The Cortex M4 has RAM but mainly stores instructions in flash memory, which is slower than RAM. It requires the CPU to wait (???) for flash to be ready before it can start transferring data.

This wait time is dependent on the clock speed and operating voltage, with higher clock speeds and voltages requiring longer wait times (after CPU > 14MHz, there clock speed doesn’t matter). There’s also no real way to speed this up (unlike how RAM can be improved with clock speed) since we’re fundamentally limited by physics.

Cache Solution

The Cortex M4 has two caches, pre-fetch and branch.

Pre-fetch cache

The pre-fetch cache takes advantage of the instruction-decode cycle.
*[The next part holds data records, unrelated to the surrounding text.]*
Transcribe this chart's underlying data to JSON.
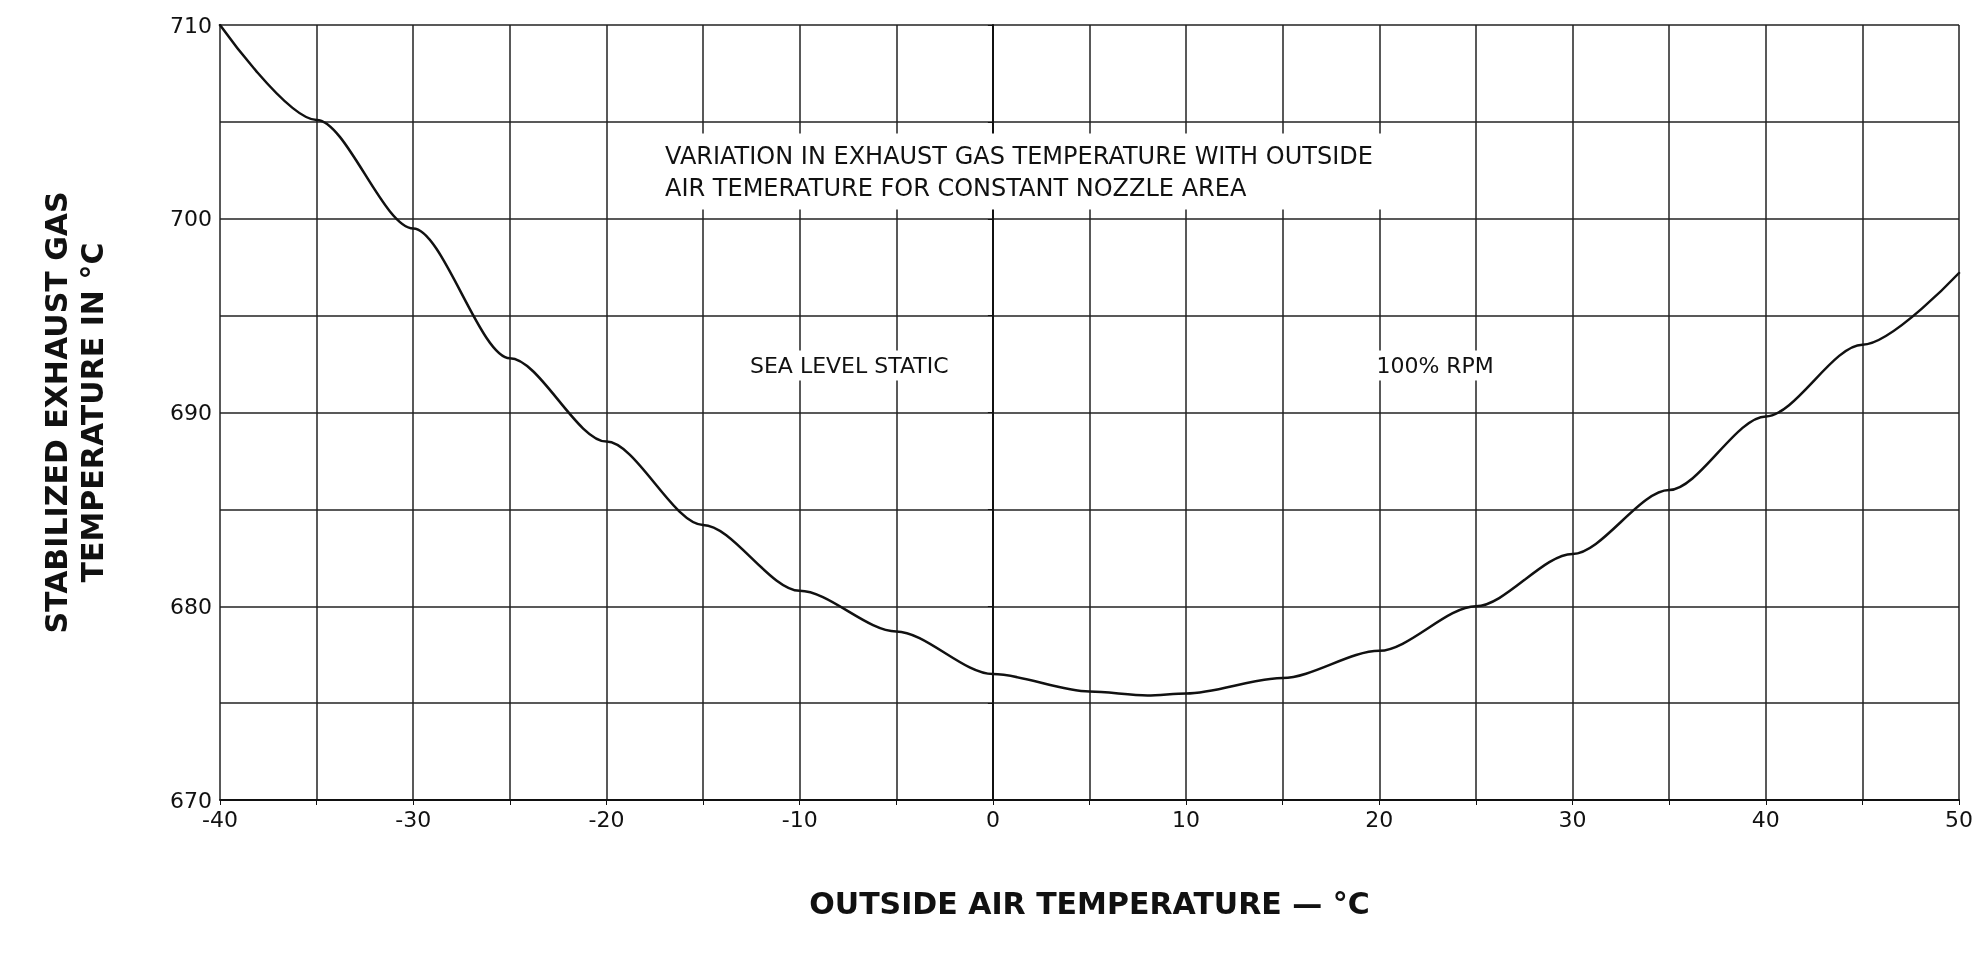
{
  "chart_data": {
    "type": "line",
    "title": "VARIATION IN EXHAUST GAS TEMPERATURE WITH OUTSIDE\nAIR TEMERATURE FOR CONSTANT NOZZLE AREA",
    "xlabel": "OUTSIDE AIR TEMPERATURE — °C",
    "ylabel": "STABILIZED EXHAUST GAS\nTEMPERATURE IN °C",
    "annotations": [
      "SEA LEVEL STATIC",
      "100% RPM"
    ],
    "x": [
      -40,
      -35,
      -30,
      -25,
      -20,
      -15,
      -10,
      -5,
      0,
      5,
      8,
      10,
      15,
      20,
      25,
      30,
      35,
      40,
      45,
      50
    ],
    "series": [
      {
        "color": "#111111",
        "values": [
          710,
          705.1,
          699.5,
          692.8,
          688.5,
          684.2,
          680.8,
          678.7,
          676.5,
          675.6,
          675.4,
          675.5,
          676.3,
          677.7,
          680,
          682.7,
          686,
          689.8,
          693.5,
          697.2
        ]
      }
    ],
    "xlim": [
      -40,
      50
    ],
    "xticks": [
      -40,
      {
        "value": -35,
        "label": null
      },
      -30,
      {
        "value": -25,
        "label": null
      },
      -20,
      {
        "value": -15,
        "label": null
      },
      -10,
      {
        "value": -5,
        "label": null
      },
      0,
      {
        "value": 5,
        "label": null
      },
      10,
      {
        "value": 15,
        "label": null
      },
      20,
      {
        "value": 25,
        "label": null
      },
      30,
      {
        "value": 35,
        "label": null
      },
      40,
      {
        "value": 45,
        "label": null
      },
      50
    ],
    "ylim": [
      670,
      710
    ],
    "yticks": [
      670,
      {
        "value": 675,
        "label": null
      },
      680,
      {
        "value": 685,
        "label": null
      },
      690,
      {
        "value": 695,
        "label": null
      },
      700,
      {
        "value": 705,
        "label": null
      },
      710
    ],
    "grid": true,
    "marker": "none",
    "line_style": "solid"
  }
}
Since the CPU has to spend time fetching, decoding and executing (FED cycle), we use those wasted cycles fill a small cache.

The Cortex M4 instruction bus is 128 bytes wide, so whenever instructions are requested, a read of 128 bytes occurs. Since it is a 32-bit microcontroller, this means that a single instruction fetch actually brings in 4 instructions. We can use this to our advantage to avoid flash memory as much as possible. While performing FDE cycles on this 128 byte cache, we can begin the next request, which adds up to a lot of savings over millions of cycles.

Branch cache

Branch cache is filled from pre-fetch cache and is based on the idea of locality reference (see Cache Optimization); if the compiler is smart, instructions that are executed sequentially will be in contiguous memory addresses. Thus, once we’ve fetched some data we might as well store it in a separate cache – the branch cache. This cache is bigger than the pre-fetch cache (64x128bytes), and it is what is searched first when trying to access an instruction. Since flash is so slow, cache misses don’t significantly affect the processor’s speed. This is especially useful for a microprocessor performing loops.

Data cache

Flash contains both code and data (usually literals). If data is loaded frequently, it ties up the flash memory so code can’t be read. Cortex M4 has a data cache of 8x128 bits.